Patients with neurofibromatosis type 1 (NF1) carry approximately a 10% lifetime risk of developing a malignant peripheral nerve sheath tumor (MPNST). Although the molecular mechanisms underlying NF1 to MPNST malignant transformation remain unclear, alterations of both the RAS/RAF/MAPK and PI3K/AKT/mTOR signaling pathways have been implicated. In a series of genetically engineered murine models, we perturbed RAS/RAF/MAPK or/and PTEN/PI3K/AKT pathway, individually or simultaneously, via conditional activation of K-ras oncogene or deletion of Nf1 or Pten tumor suppressor genes.
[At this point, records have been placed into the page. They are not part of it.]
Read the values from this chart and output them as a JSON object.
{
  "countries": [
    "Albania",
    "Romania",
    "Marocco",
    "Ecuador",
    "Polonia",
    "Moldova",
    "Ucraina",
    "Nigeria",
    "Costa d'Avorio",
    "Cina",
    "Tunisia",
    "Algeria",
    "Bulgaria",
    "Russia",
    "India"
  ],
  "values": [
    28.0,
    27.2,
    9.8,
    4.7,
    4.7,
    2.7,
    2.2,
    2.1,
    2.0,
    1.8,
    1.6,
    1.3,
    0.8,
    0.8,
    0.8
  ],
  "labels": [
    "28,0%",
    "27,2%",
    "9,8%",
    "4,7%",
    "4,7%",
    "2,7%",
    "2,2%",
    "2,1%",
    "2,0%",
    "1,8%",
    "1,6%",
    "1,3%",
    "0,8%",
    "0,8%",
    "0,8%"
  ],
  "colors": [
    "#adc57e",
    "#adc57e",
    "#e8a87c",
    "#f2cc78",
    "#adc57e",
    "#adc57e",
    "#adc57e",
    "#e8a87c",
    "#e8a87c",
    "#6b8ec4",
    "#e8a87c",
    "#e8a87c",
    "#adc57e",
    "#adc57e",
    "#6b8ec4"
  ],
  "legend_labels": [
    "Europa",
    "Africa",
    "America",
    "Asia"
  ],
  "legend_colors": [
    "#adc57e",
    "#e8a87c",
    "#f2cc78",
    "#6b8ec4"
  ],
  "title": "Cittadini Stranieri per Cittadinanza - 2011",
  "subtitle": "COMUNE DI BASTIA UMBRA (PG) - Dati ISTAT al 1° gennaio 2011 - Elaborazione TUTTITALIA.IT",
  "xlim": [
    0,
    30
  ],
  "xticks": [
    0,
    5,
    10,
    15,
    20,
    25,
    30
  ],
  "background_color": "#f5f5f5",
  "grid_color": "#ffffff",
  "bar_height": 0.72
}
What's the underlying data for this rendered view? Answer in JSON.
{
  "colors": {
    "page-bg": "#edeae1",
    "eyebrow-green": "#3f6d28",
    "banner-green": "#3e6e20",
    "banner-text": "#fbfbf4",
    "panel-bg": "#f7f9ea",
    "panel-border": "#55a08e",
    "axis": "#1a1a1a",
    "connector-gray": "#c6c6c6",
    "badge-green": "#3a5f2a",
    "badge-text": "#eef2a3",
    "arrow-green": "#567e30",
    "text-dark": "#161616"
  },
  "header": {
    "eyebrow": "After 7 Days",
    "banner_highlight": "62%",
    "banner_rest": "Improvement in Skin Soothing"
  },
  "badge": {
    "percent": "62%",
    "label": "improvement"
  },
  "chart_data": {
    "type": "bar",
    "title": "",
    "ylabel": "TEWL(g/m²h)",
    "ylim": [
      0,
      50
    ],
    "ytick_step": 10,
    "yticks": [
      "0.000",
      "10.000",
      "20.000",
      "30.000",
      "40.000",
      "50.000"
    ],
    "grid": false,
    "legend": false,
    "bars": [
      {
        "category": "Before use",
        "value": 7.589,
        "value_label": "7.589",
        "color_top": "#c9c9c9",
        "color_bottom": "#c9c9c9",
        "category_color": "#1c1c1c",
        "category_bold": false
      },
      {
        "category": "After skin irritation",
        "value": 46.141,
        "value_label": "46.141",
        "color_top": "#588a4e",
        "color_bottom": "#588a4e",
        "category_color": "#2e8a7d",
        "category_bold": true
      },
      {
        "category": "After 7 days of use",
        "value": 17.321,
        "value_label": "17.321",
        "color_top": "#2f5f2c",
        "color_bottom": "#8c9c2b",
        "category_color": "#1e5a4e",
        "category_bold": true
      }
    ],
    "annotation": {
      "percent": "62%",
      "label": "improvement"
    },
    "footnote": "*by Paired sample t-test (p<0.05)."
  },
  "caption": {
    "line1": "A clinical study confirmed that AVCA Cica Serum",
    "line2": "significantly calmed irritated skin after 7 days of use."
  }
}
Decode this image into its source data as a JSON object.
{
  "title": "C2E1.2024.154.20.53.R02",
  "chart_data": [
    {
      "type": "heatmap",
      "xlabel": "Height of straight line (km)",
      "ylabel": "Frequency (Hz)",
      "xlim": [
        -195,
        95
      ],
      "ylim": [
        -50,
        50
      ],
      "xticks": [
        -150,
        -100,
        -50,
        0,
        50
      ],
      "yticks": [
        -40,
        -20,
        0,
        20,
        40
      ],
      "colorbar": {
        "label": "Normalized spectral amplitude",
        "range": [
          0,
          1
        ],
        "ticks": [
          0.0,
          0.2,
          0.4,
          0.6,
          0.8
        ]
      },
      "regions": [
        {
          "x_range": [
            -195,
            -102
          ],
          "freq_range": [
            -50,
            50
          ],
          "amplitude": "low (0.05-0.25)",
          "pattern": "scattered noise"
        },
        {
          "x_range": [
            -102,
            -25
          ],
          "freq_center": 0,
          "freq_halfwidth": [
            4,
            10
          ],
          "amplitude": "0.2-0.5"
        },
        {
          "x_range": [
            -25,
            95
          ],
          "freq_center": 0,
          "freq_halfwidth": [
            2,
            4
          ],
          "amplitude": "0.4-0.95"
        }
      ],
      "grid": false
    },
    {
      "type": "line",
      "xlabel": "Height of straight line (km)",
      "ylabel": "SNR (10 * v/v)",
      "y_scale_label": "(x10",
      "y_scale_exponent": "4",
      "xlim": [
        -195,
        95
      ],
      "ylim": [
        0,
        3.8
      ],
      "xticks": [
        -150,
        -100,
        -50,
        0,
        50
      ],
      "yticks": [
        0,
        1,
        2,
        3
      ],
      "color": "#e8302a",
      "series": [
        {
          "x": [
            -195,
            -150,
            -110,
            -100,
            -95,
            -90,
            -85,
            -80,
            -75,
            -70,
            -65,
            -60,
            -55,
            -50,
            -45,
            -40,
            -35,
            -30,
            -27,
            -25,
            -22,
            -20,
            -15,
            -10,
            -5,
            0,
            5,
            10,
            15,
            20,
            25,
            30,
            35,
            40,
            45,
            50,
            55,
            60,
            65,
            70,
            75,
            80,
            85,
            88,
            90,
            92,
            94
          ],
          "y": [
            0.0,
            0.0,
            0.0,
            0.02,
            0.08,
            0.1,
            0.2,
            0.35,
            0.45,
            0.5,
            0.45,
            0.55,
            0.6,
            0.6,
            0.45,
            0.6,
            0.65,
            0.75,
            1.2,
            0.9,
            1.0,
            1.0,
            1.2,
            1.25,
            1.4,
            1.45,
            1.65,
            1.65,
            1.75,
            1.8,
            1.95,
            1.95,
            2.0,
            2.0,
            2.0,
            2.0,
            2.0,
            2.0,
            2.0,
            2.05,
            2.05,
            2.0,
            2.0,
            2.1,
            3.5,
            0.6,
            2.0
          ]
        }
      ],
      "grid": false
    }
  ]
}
Only K-Ras activation in combination with a single Pten allele deletion led to 100% penetrable development of NF lesions and subsequent progression to MPNST. Importantly, loss or decrease in PTEN expression was found in all murine MPNSTs and a majority of human NF1-associated MPNST lesions, suggesting that PTEN dosage and its controlled signaling pathways are critical for transformation of NFs to MPNST. Using noninvasive in vivo PET-CT imaging, we demonstrated that FDG can be used to identify the malignant transformation in both murine and human MPNSTs. Our data suggest that combined inhibition of RAS/RAF/MAPK and PTEN/PI3K/AKT pathways may be beneficial for patients with MPNST.